The visible effect of the -hashvals switch is a large speedup in symbol look-up; Meeks measured dlopen() on libsvx as requiring 40% less time, and in some places a 51% reduction was realized. This is due not only to avoiding the calculation of symbol hash values; but also to much more efficient L2 cache utilization. Only a single 32-bit value is accessed for each symbol, rather than a long string; and locality is increased, since only the .hashvals section is accessed instead of both .dynsym and .dynstr, which reduces L2 cache misses.

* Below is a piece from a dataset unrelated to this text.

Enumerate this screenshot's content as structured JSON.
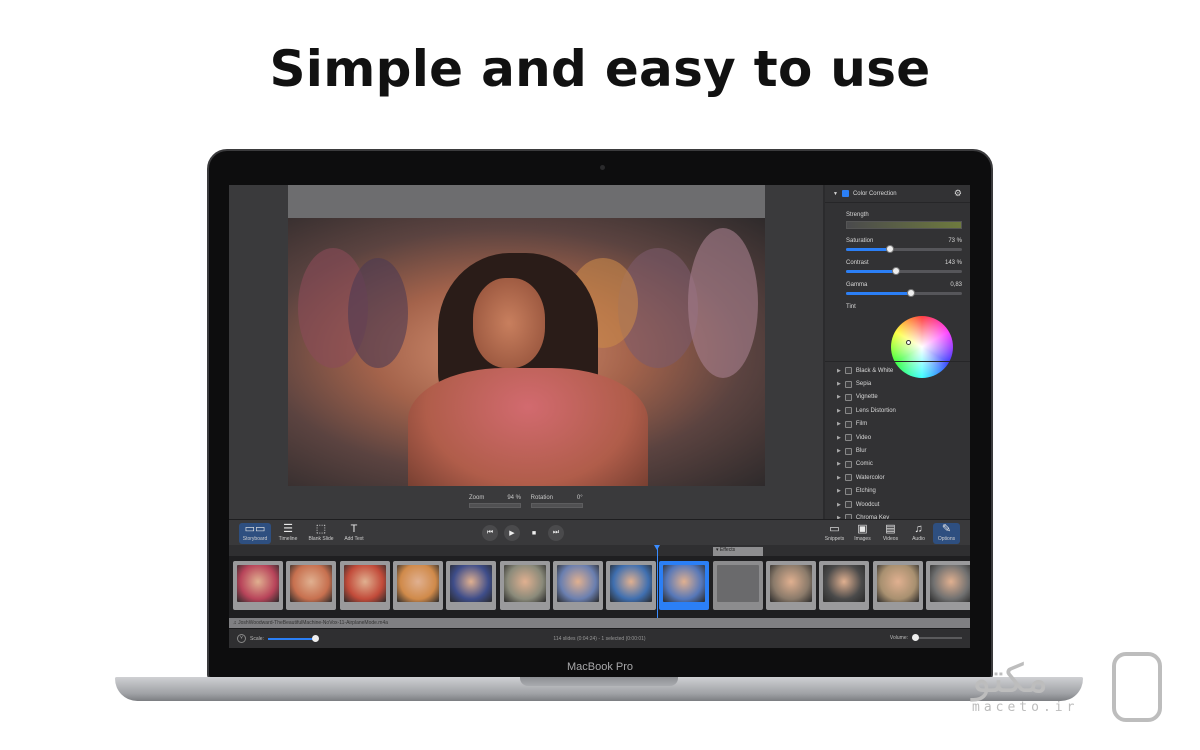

This patch has a very favorable future; it almost immediately gained support for inclusion in upstream binutils. Several months later, a rewrite done by Ulrich Drepper and Jakub Jelínek was posted, implementing sorting and precomputed hashvals via --hash-style. And of course, Gentoo users have had access to it for a while with various portage overlays.

Conclusion

There are a lot of optimizations possible to reduce dynamic linking time, creating substantial gains in application load time. Future versions of the GNU linker and glibc may allow distributions to boot and load programs much faster, getting users to the desktop and on their applications in substantially less time.